For some of you, cutting is just a necessary task that gets you to the fun part. I kind of enjoy it. Probably too much. I like to cut every piece, plus a few extra, before sewing the blocks together.
Had I thought ahead about discussing my "process," I would have taken more pictures of the block construction. I like to sew in an assembly-line fashion, constructing at least five or six blocks at a time. Check out the picture of my design wall, and you'll see that I'm a little
fussy neurotic about arranging all the pieces before sewing them together.

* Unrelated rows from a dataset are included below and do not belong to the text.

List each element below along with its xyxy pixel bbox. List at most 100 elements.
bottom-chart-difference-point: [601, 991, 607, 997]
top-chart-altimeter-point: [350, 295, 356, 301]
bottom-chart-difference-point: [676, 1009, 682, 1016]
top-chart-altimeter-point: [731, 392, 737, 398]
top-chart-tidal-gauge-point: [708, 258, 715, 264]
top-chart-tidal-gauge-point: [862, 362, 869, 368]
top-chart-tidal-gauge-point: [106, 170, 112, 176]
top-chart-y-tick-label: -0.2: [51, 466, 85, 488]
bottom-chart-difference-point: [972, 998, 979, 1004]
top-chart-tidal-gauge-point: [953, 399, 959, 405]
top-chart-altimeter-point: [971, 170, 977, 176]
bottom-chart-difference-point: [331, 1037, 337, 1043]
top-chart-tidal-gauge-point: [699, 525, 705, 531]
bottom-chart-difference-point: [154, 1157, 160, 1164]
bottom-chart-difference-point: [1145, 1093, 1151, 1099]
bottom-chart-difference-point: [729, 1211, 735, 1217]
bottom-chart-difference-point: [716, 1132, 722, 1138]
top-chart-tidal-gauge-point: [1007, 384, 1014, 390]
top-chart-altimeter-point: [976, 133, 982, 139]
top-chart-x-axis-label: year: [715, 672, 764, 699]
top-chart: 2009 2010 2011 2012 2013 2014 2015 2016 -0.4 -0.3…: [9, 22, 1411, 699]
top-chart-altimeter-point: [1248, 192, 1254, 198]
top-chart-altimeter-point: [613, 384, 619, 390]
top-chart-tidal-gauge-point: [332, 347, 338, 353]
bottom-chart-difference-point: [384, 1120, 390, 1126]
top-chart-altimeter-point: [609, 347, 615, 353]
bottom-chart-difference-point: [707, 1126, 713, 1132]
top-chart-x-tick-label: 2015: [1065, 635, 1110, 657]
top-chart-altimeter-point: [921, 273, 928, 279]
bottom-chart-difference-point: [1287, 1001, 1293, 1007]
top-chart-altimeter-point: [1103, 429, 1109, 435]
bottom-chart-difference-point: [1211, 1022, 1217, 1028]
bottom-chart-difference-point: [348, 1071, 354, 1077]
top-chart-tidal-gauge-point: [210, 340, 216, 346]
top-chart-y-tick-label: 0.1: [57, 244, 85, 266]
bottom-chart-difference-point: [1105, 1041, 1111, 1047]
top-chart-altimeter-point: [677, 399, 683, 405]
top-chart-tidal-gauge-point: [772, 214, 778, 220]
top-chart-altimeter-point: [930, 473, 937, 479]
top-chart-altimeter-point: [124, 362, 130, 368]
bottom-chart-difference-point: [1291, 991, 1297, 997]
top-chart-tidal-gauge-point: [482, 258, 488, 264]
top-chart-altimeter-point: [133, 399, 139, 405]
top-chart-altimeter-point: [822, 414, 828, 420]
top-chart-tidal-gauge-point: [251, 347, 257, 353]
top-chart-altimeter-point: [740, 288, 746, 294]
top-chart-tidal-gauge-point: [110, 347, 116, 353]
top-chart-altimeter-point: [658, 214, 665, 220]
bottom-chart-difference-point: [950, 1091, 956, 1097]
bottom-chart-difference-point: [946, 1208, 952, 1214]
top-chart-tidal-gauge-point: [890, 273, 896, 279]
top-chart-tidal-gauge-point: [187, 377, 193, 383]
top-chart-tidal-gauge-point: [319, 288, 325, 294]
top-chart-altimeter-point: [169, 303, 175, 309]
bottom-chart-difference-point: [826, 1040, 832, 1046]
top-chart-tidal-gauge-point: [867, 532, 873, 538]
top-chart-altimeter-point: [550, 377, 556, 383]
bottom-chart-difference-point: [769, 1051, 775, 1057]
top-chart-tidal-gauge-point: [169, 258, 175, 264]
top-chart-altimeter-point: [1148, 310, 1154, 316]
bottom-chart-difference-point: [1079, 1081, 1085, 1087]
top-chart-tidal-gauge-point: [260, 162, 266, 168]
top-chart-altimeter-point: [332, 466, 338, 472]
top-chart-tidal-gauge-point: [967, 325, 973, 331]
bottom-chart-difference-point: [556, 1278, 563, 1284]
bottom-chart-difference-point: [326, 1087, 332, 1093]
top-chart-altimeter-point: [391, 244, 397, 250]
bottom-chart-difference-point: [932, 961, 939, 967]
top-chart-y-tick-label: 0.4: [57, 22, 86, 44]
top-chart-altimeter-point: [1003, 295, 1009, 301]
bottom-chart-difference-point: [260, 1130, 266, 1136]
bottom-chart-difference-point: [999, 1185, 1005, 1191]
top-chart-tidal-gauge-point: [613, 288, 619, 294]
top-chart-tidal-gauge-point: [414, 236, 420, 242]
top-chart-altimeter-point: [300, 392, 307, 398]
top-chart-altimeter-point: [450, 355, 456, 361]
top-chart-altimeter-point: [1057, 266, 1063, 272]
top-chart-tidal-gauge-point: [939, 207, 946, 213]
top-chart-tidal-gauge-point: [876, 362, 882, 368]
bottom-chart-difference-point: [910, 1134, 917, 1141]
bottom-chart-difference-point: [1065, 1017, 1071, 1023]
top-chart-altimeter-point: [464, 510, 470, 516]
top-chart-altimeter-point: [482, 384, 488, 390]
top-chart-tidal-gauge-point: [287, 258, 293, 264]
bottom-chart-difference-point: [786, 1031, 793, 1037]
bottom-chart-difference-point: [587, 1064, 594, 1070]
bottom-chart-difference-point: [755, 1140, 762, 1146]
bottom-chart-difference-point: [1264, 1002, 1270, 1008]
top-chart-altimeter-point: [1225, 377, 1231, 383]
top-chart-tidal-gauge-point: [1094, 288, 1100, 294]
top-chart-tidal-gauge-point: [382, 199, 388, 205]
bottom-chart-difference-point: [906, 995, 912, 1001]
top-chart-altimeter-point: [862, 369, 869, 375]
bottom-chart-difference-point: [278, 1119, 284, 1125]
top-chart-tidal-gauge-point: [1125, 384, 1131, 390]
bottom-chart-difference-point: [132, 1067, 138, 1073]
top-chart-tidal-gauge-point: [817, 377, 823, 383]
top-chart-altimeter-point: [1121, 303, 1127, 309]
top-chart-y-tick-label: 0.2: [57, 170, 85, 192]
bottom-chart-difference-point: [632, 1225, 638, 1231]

Do you do this, too? (Just say yes, even if you don't.) I like to spread out the large-scale prints and the bold "screamers" so they're not in the same area of the quilt. If I arrange the pieces before sewing the blocks willy-nilly, I'm always happier with the arrangement, and I don't have to think about it any more. And while I'm not thinking about it, I can simultaneously watch (or half watch, half listen to) an entire season of Homeland. For the second time.
Part of my process includes moving the cat around the room until we find a place where he's content to sleep while I quilt the layers together. It's hard enough dragging a quilt through the little opening in the sewing machine. When there's a 12-pound cat sitting on the quilt, it gets a little dangerous for both of us. Cat hair in the lint filter isn't so bad, but having to explain to the vet how I managed to sew his tail to the quilt would just be embarrassing.
Blocks: 11" finished
Size: 55 1/2" x 66 1/2"
Batting: Warm & Natural, 100% cotton
Quilting Design: Free-motion paisley
Do you enjoy hand-stitching the binding? I enjoy doing it, but I love the feel of it even more. Once the binding is on the edge, it begins to feel like a quilt.
This one now lives with a dear man who has promised to use and enjoy it. And for me, that's just the best part of making a quilt.
I hope you all have a terrific week and find plenty of time to play.